Methods: Bundled interventions, including development of quality indicators, resources, and targeted education, were introduced during 2015 across five cancer centers. Data before interventions (2012-2014) were compared with data prospectively collected during 2015-2016. Relative risks (RR) with 95% confidence intervals (CI) were calculated to assess effects of interventions.
Results: Compared with the pre-intervention cohort (n = 260), the post-intervention cohort (n = 216) was 1.47 times more likely to have documented discussion of risk of infertility (95% CI 1.12-1.63, p = <0.001). Similarly, documented referral to fertility specialists was more likely in the post-intervention cohort (RR 1.53, 95% CI 1.26-1.87, p = <0.001) as was documented fertility preservation outcomes (RR 2.56, 95% CI 1.91-3.44, p = <0.001). These differences were significant across age, gender, and diseases. Females had greater improvement in documented risk of infertility discussion between cohorts (RR 1.70, 95% CI 1.19-2.08, p = <0.001). Among diseases, the greatest improvements were seen in those with brain cancers (RR 2.15, 95% CI 1.28-3.62, p = 0.004) and soft tissue sarcoma (RR 2.60, 95% CI 1.17-5.78, p = 0.02).
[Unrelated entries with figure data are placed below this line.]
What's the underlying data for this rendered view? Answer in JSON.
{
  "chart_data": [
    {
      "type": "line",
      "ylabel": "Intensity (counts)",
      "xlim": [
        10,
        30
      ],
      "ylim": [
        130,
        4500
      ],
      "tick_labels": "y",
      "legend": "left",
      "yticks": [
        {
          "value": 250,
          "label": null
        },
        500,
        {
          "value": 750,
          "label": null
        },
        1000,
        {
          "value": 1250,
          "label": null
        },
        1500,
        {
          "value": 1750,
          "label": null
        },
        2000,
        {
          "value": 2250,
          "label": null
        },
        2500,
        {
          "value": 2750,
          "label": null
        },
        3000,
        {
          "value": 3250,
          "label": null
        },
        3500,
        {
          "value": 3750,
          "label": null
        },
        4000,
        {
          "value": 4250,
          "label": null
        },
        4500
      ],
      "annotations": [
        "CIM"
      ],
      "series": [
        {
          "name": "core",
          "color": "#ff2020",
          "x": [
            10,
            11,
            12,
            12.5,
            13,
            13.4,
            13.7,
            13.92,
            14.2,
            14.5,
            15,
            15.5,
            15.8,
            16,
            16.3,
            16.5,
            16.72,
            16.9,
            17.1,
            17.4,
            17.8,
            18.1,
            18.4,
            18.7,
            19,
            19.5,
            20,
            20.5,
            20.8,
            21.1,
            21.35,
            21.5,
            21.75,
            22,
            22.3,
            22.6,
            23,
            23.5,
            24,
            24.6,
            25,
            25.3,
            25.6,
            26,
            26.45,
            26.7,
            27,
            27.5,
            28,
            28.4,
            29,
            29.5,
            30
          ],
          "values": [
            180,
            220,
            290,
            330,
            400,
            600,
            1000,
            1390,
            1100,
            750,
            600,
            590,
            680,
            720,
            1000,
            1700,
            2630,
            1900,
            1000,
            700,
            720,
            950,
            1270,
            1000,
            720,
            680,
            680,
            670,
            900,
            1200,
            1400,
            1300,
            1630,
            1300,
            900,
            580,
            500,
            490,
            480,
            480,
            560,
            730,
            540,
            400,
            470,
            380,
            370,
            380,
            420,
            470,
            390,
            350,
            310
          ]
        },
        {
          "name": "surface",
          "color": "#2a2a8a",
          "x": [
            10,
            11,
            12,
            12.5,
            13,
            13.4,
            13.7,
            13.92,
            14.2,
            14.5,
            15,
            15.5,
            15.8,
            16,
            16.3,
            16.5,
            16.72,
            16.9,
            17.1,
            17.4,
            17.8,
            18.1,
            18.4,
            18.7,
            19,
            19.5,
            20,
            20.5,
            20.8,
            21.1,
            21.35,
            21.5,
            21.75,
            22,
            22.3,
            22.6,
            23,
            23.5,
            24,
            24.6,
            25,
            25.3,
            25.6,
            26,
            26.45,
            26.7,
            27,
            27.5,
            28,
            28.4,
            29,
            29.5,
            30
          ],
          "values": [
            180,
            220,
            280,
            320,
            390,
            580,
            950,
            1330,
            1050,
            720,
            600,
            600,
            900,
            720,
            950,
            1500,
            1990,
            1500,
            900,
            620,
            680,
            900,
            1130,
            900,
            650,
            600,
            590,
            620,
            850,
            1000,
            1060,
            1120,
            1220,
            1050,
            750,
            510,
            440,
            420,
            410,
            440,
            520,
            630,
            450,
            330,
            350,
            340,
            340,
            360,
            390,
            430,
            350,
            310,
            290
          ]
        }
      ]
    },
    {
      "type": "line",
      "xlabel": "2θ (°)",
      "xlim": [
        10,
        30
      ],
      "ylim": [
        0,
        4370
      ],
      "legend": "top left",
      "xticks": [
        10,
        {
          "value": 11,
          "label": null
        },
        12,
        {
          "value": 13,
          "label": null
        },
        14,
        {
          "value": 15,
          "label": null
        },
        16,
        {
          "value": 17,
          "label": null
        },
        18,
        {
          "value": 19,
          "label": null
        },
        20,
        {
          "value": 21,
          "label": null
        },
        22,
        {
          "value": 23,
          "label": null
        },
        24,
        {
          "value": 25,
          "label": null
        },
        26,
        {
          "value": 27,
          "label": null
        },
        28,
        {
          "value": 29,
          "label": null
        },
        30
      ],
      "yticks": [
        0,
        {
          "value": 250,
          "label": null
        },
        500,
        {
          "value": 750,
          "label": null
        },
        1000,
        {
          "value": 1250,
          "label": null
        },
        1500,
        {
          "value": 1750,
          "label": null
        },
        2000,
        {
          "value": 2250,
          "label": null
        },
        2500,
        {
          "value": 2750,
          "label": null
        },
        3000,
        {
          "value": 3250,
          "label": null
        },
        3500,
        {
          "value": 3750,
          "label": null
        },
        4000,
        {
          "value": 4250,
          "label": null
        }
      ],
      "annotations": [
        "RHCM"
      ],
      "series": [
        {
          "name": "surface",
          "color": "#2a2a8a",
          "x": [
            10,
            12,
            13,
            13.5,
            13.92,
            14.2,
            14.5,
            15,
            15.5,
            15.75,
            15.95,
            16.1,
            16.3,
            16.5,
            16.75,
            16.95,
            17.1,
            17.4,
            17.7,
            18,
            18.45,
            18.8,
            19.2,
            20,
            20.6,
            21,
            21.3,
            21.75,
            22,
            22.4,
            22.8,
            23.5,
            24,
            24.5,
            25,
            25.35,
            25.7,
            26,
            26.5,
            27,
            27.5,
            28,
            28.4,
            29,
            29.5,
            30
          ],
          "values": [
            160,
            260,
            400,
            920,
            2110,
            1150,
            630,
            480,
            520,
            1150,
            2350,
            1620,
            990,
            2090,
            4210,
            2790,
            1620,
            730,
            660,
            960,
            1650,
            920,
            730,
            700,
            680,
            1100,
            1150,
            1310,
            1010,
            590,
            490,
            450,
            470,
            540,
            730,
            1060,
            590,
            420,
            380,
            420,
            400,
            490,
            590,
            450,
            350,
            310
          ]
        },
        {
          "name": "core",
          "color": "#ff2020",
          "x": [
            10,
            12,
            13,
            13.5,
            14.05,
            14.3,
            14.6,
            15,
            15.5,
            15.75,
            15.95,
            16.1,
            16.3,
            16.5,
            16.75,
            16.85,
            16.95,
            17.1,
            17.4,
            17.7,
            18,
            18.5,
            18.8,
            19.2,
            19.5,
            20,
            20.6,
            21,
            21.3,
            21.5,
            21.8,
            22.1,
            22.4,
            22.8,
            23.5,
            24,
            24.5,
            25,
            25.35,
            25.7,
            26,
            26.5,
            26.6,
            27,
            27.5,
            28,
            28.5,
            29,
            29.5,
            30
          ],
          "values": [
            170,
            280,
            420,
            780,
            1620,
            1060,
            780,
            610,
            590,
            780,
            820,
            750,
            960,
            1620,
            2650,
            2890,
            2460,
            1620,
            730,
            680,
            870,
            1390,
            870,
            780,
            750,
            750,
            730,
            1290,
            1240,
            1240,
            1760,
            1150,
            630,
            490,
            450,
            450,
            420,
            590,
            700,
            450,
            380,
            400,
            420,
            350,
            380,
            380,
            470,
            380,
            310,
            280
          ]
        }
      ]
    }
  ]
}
Conclusions: We have demonstrated the effects of bundled interventions to improve clinical practice associated with fertility preservation in young people with cancer. Interventions were successful for reducing disparities identified in the pre-intervention cohort associated with gender and certain diseases. Assessment of the quality of patient care is not possible without accurate, consistent documentation.
Keywords: documentation; fertility preservation; interventions; oncofertility; quality improvement.